Walking past the king, Trel Clan approached the pilot’s seat and peered out.
There before him, nearly filling the spaceshields, was a roiling yellow world, a burned, broiling, volcano-specked monster. And behind it, dwarfing this monstrosity, was an even greater brute—gigantic Jupiter itself, its broad bands of seemingly liquid color mottled with festoons of giant storms. Jupiter filled what was left of the sky and seemed ready to swallow the smaller yellow world like an onion into its stewpot of colors.
Trel Clan turned to regard the king, who was humming to himself, rolling from side to side.
“Jo?”
Jamal Clan shrieked a laugh and turned a baleful, lucid eye on Trel Clan.
“Jo! Yes, Jo! The new Titan!”
Chapter 10
A
nd still no calling came.
In the Oort Cloud, Kay Free tried to feel like any other bit of loose rock. The fact that she was composed of energy particles, not matter at all—the fact that she was not alive—did not, though, in any way prevent her melancholy. It was a melancholy of design, she was aware, but no less effective.

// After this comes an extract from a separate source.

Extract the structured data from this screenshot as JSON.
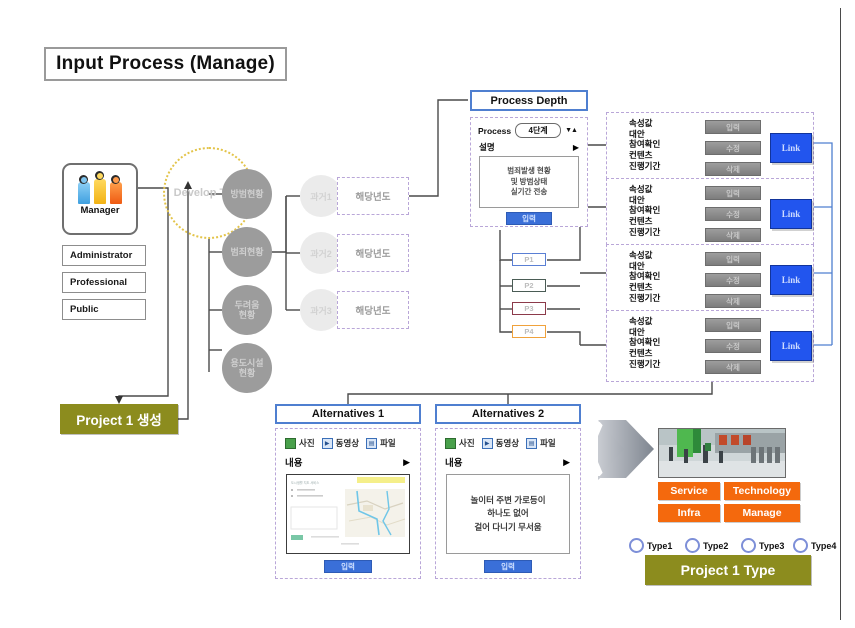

After months of facing away from the distant Sun of this Solar System, she found herself drawn to studying it from afar. Especially now that the three deadly comets—which she and her companions had nudged out of their benign orbits and sent reeling on their present courses—neared the fiery orb, growing huge tails like long beards.
Kay Free found herself tracing the lengthy, elegant curves of those tails—slaves of physics, as she herself was—and also tracing the precise orbits of those three comets; especially the precise courses that lay ahead of them, after their imminent swing around the Sun.